Acho o Mano Menezes um treinador excelente, mesmo que seu trabalho na seleção seja péssimo. No Inter, Tite teve ótimos momentos no começo de 2009 (já disse, pra mim, o melhor Inter que já vi jogar foi aquele do começo daquele ano), mas se perdeu depois. Isso não significa que ele tenha virado um técnico ruim de uma hora para outra, nem um técnico ótimo agora, por causa do Corinthians.

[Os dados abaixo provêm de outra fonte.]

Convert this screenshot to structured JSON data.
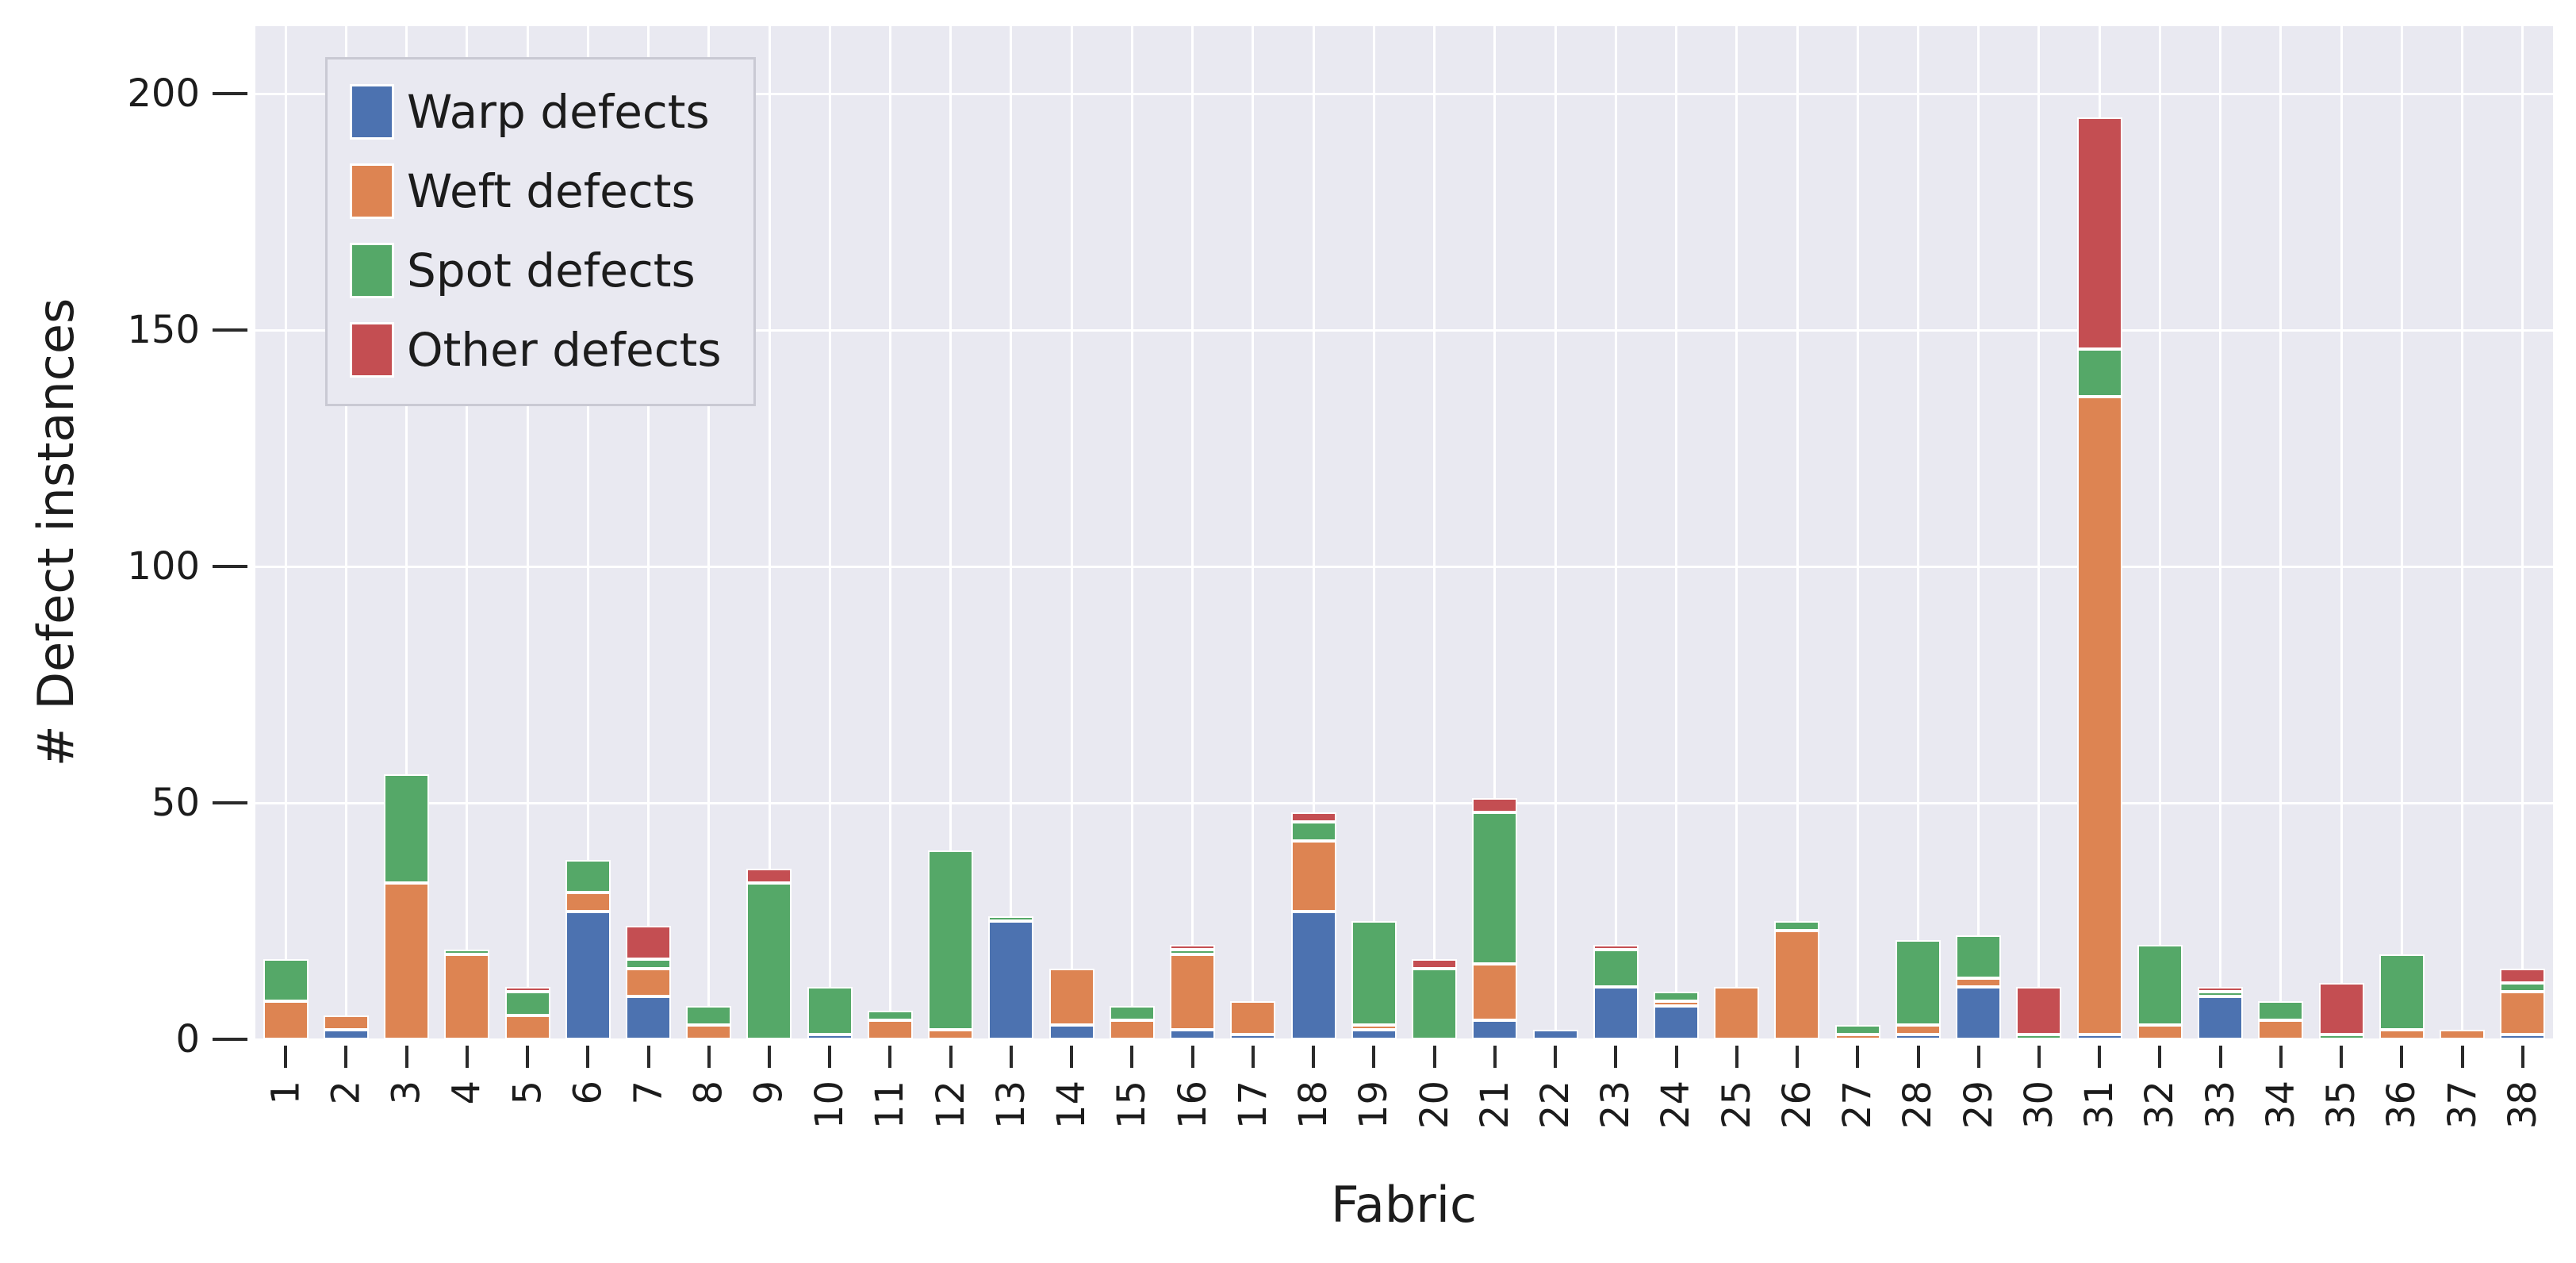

É um técnico muito competente. E lamento que a direção do Grêmio não queira contratá-lo por "incompatibilidade de ideias". Diria que isso é bem preocupante, inclusive.
Igor Natusch disse…
Supor oportunismo alheio sem elementos para tal é o mais pobre dos argumentos. Lamento, apenas.

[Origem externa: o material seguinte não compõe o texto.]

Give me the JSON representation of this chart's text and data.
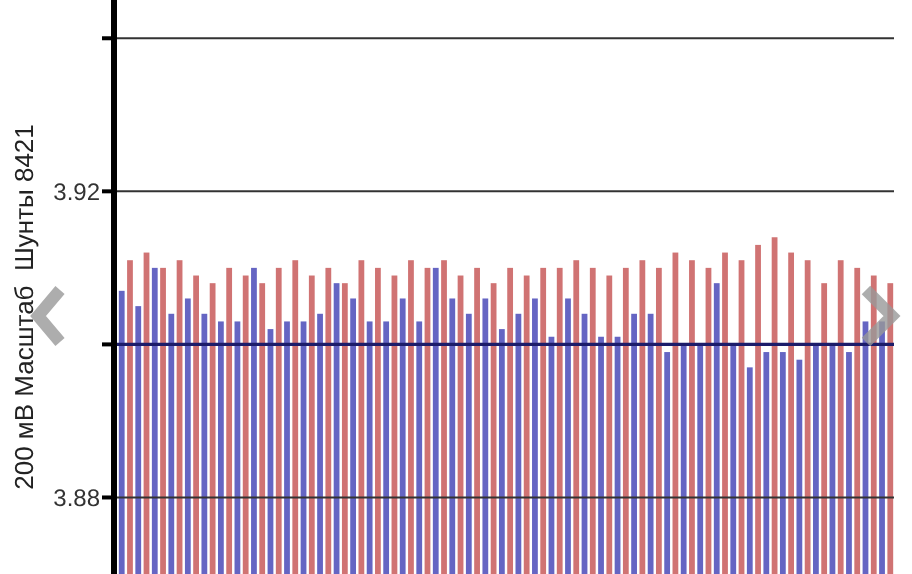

Quanto ao Tite ter problemas no quesito convicção (algo que realmente aconteceu em certas oportunidades, como aponta o Prestes), acho que é um defeito que se manifesta quando ele se sente inseguro no cargo que ocupa - algo natural, no fundo, para todos os profissionais que gostam do seu emprego e começam a acomodar interesses para mantê-lo. O caso das "ovelhinhas", por ex, se deu quando ele tinha um bom tempo de casa no Grêmio. Mesma coisa no Internacional. Não me parece algo INTRÍNSECO a Adenor Bacchi, e sim um recurso em momentos de tensão.
Marcelo Sperling disse…
que seja também um tapa na cara do inter, que esculachou esse treinador pra dar lugar a sabe-se lá quem.
Vine disse…
Lembro de dois momentos bem distintos do Tite no Inter. O primeiro foi no primeiro jogo da final da Sul-Americana em 2008, onde Guiñazu foi expulso, em seguida o Inter fez gol de pênalti e o time passou a jogar com duas linhas de quatro, de forma perfeita, anulando o Estudiantes. Fiquei sabendo, na época, que, quando desempregado, Tite viajou pra Europa apenas pra observar como funcionava um time com essas duas linhas. Treinador interessado e apaixonado pelo trabalho, portanto.
Já o segundo foi durante 2009, onde o Inter tinha um time até bem montado, mas quase nulo no ataque (ao menos era o que eu observava). O time jogava de modo feio, pouco eficiente, embora não perdesse muitos jogos. Eu era um que pedia sua saída. Quando aconteceu, percebi que, com ele, o Inter brigava o tempo inteiro pelo título brasileiro...

Só pra terminar, acho que ele deu uma amadurecida legal no Corinthians. Sabe-se lá se foi por causa da filosofia do clube, da pressão, do grupo, etc, mas ele realmente teve um crescimento.